Too much brain and not enough thought?

I sometimes have difficulty getting to sleep- but if you put me in a warm room, turn down the lights and start showing me pictures of brain scans I can guarantee that I will be snoring in five minutes- particularly if its after lunch.

You have probably guessed that I didn’t become a psychiatrist because I was fascinated by how the brain actually works. I was one of those medical students who wanted to spend time trying to understand what people I met were experiencing, and to find the right words or images to describe them. People with mental health problems are just like you and me (and I have them too), but with different ways of making sense of life, which can be sometimes be (for them and those around them) distressing, engrossing, terrifying, or engaging- to name but a few of the infinite possibilities. As a doctor I tried in turn to draw a person into a conversation, and then provide help and care.

What I am not, could not, and would never choose to have been was some kind of clinical neuroscientist. As you might expect from my problem in lectures, I’ve never found the intricacies of neuroimaging, neuropharmacology or neurophysiology, to name but a few of the specialties with that prefix, very exciting. Perhaps it’s because those subjects were so poorly taught to me. I get lost very quickly when I listen to someone who is talking with enormous enthusiasm, for example, about the genetics of mental illness, because sooner or later they go into minutiae that seem so far away from the ‘person’ that my brain moves to its economy setting then switches off completely.

However, young doctors who are beginning their training now in psychiatry are going to get a much better education than I got in neuroscience, and hopefully will be able to appreciate- and understand it-better than I did. This is indeed considered to be a golden time for neuroscience with many important breakthroughs. One of the recent winners of the Brain prize was a British psychiatrist. Perhaps its time has finally come and we will begin to see real benefits for patients in terms of more effective treatments.

Perhaps this will all happen, but possibly not as fast as some might believe.

When I started training in 1980, world psychiatry was moving out of what Leon Eisenberg called its ‘Brainless’ phase, dominated particularly in the USA by psychoanalytic theory, into the ‘Mindless’ era, where biological explanations took over to the point that the ‘medical’ for many became synonymous with the biomedical approach- although many of us remain firmly ‘bio-psychosocial’. Sometimes it feels as though the mental health world itself is split into those (especially psychiatrists) who are determined to show their psychosocial credentials and others who feel the need to defend against the onslaught of biomedicine. One of their favourite battlegrounds is on twitter, where blows are regularly exchanged.

I have certainly met some psychiatric colleagues who are remarkably single track in their biological view of mental illness. One or two of them were eminent neuroscientists whom I would dearly not wish to consult as a patient as it was clear they were yearning to get back to the lab where they could have a closer relationship with a sliced up brain than a living one. But I have come across many others over the years that were keenly determined to try and find new ways of helping people and demonstrated considerable empathy for their patients – even if they were highly skeptical about the role of psychotherapeutic interventions in achieving recovery.

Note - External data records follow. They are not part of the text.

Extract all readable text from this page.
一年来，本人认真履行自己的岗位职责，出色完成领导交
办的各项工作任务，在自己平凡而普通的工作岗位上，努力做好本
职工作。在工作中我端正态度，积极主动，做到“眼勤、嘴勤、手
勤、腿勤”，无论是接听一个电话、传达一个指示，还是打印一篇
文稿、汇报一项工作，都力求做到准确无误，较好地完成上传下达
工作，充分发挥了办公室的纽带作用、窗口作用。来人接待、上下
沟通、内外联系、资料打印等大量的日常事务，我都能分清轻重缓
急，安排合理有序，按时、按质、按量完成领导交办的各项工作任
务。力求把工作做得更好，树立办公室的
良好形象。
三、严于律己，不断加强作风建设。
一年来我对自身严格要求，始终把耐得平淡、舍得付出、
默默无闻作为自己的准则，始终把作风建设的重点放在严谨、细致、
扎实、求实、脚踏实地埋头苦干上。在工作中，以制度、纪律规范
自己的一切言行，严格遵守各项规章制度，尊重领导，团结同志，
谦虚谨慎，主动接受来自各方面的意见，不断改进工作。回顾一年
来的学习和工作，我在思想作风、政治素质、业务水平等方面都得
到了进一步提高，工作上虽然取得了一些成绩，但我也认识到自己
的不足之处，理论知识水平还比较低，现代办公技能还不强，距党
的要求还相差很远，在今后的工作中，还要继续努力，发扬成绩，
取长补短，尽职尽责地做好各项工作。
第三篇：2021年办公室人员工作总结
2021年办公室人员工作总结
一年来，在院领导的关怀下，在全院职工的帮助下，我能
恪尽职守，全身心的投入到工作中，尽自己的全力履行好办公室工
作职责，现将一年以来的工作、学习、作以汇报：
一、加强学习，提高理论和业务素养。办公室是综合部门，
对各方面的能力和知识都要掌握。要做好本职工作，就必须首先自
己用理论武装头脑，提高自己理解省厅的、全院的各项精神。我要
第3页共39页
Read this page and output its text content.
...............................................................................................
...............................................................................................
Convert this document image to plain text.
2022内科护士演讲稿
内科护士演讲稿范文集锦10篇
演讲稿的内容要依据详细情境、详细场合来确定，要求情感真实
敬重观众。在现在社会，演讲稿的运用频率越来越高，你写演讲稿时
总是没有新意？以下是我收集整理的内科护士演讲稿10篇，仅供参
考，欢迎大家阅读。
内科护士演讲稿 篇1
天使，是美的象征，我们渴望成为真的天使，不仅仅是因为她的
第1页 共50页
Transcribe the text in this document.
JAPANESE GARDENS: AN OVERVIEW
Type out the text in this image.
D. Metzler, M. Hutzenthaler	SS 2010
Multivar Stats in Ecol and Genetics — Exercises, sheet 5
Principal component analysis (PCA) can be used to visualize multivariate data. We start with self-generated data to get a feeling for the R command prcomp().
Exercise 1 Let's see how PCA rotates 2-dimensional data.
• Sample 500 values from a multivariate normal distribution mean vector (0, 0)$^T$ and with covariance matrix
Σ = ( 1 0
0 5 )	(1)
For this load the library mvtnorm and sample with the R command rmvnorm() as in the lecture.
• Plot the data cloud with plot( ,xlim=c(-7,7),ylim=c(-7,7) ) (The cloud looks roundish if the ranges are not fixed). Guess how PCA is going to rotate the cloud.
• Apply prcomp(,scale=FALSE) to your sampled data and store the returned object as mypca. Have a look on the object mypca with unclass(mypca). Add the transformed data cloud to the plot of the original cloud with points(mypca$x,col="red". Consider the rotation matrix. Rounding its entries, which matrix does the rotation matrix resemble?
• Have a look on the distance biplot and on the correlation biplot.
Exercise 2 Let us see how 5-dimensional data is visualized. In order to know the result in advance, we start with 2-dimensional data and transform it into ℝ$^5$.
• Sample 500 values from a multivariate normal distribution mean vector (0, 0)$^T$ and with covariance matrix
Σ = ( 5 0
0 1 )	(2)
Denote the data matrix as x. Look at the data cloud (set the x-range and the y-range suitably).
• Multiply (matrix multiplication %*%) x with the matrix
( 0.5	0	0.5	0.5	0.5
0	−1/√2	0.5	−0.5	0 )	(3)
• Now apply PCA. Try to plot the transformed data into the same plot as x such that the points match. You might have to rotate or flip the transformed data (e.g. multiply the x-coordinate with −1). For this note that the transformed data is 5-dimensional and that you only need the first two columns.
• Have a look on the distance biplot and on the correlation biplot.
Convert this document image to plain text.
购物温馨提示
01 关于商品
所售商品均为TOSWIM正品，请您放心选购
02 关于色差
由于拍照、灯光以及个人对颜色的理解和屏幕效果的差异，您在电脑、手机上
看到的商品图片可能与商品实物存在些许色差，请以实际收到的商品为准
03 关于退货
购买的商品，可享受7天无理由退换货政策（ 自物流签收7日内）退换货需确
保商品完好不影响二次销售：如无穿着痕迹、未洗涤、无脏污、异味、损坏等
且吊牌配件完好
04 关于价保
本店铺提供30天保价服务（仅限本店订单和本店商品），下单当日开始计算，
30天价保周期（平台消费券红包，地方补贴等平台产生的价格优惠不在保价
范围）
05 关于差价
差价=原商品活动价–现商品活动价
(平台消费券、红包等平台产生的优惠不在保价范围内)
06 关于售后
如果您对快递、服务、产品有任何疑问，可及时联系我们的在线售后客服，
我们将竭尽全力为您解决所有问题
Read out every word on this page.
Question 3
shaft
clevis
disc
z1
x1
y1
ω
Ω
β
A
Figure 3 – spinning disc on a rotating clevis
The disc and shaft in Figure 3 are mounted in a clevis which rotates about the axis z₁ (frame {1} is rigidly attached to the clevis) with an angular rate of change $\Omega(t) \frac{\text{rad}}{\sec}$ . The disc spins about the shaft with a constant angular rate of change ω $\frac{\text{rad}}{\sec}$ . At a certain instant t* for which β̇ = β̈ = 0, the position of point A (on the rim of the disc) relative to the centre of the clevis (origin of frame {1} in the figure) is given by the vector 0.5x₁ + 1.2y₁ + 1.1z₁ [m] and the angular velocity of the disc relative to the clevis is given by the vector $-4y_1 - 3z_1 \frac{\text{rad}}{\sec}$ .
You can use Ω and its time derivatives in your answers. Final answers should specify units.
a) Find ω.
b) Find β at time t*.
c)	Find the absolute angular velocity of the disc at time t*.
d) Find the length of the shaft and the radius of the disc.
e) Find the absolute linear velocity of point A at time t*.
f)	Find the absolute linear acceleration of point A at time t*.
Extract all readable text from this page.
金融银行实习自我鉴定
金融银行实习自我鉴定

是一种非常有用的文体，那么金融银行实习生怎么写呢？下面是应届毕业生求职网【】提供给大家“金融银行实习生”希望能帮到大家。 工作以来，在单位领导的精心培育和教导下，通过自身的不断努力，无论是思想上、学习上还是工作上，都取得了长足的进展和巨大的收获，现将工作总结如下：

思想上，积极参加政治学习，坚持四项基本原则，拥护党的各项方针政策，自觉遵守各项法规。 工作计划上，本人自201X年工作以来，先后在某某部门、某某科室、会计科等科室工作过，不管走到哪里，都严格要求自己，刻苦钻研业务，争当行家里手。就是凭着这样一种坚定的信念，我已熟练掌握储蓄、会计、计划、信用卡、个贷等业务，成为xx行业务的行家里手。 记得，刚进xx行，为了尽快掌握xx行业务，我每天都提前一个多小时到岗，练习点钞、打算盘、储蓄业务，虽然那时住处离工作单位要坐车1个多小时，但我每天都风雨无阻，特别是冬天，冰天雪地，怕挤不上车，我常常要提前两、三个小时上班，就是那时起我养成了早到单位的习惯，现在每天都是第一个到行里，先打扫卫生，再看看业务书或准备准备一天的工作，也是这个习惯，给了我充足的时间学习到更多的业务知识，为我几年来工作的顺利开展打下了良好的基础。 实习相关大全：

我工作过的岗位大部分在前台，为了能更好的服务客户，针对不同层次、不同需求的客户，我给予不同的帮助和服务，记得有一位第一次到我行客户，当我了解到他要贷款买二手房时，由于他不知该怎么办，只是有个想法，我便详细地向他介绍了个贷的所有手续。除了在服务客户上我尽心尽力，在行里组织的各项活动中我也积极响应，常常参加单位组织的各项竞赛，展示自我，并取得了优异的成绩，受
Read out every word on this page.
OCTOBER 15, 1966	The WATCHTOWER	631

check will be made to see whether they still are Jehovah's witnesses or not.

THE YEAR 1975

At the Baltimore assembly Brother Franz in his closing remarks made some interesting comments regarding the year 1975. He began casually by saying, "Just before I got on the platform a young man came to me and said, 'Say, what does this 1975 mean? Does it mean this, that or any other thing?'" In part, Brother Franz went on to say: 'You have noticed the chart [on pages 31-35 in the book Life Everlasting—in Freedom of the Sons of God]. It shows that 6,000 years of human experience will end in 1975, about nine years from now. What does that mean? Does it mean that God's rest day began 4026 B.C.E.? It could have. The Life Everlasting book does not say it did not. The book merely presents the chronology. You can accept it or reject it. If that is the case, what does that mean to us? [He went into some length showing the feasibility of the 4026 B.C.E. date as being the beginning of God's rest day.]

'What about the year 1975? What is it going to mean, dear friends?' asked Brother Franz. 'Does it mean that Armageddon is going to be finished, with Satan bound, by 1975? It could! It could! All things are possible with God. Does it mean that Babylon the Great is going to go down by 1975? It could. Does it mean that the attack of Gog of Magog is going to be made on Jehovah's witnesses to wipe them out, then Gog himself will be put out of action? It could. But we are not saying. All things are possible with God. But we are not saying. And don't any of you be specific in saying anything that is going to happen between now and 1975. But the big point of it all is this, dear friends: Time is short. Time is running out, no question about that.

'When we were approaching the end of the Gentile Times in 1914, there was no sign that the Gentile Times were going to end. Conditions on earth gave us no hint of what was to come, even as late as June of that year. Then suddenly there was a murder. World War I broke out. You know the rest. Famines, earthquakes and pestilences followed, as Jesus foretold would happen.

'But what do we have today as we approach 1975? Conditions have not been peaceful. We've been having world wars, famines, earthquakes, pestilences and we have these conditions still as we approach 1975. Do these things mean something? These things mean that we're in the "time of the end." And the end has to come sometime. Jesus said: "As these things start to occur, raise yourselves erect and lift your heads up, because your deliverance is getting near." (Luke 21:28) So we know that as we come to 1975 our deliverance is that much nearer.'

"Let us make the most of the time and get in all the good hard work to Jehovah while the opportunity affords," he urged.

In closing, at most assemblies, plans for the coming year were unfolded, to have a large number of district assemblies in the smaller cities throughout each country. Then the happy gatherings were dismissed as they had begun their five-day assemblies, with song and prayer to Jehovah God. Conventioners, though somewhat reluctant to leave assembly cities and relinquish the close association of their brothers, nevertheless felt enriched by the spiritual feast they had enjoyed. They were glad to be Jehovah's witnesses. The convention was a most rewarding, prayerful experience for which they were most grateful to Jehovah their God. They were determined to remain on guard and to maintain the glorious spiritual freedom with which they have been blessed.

However one of the major problems I have with neuroscience is that despite the amount of money that has been poured into researching the brain there is still so little to show that is relevant to patients. I started training more than 35 years ago, and we have been repeatedly told that the day when this investment will result in real clinical improvement is somewhere just over the horizon.

Psychiatrists cannot simply become ‘clinical neuroscientists’ or even- as some have suggested, neurologists for several reasons. Clinical neuroscience is not yet ready for clinical use. There is still a great deal to do before that point will be reached and the brain is an infinitely complex organ. Furthermore we mustn’t forget that the person who inhabits that brain is very complex too, and lives in an increasingly complex world. I have spent my life trying to help others achieve change, facilitate health care systems to change, and grow and change in my self. None of these were straightforward and I often failed.

Recently a group of eminent American psychiatrists concluded in the British Journal of Psychiatry:

‘our mental health research funding neglects immediate public health needs to focus on future discoveries, reflecting the drive for technological solutions for disorders that are unequally distributed and partly socially determined. Time frames for such payoffs have previously been consistently under- estimated’

Neuroscience may ultimately provide us with some of the answers, but I often feel when I’m in one of those lectures that I would really like to hear more how we can link up a little more across the multidisciplinary divide – and try to understand the interactions between the person, their environment and their brain. Because any real solution is always going to involve some thought about the first two of these. Instead there is so much research (and treatment) still going on in (sometimes idealogical ) silos.

Perhaps the new emphasis on neuroscience will attract more students into psychiatry, as it provides some tangible ‘medical’ credentials of a very high order (close as it is to neurology). But there is always the risk that too much of this will deter those, like me, who were fascinated by what people said, and wanted to be a doctor who listened, thought carefully about the options, discussed them, and then tried to help using every avenue available.

So I think we still have plenty to think about.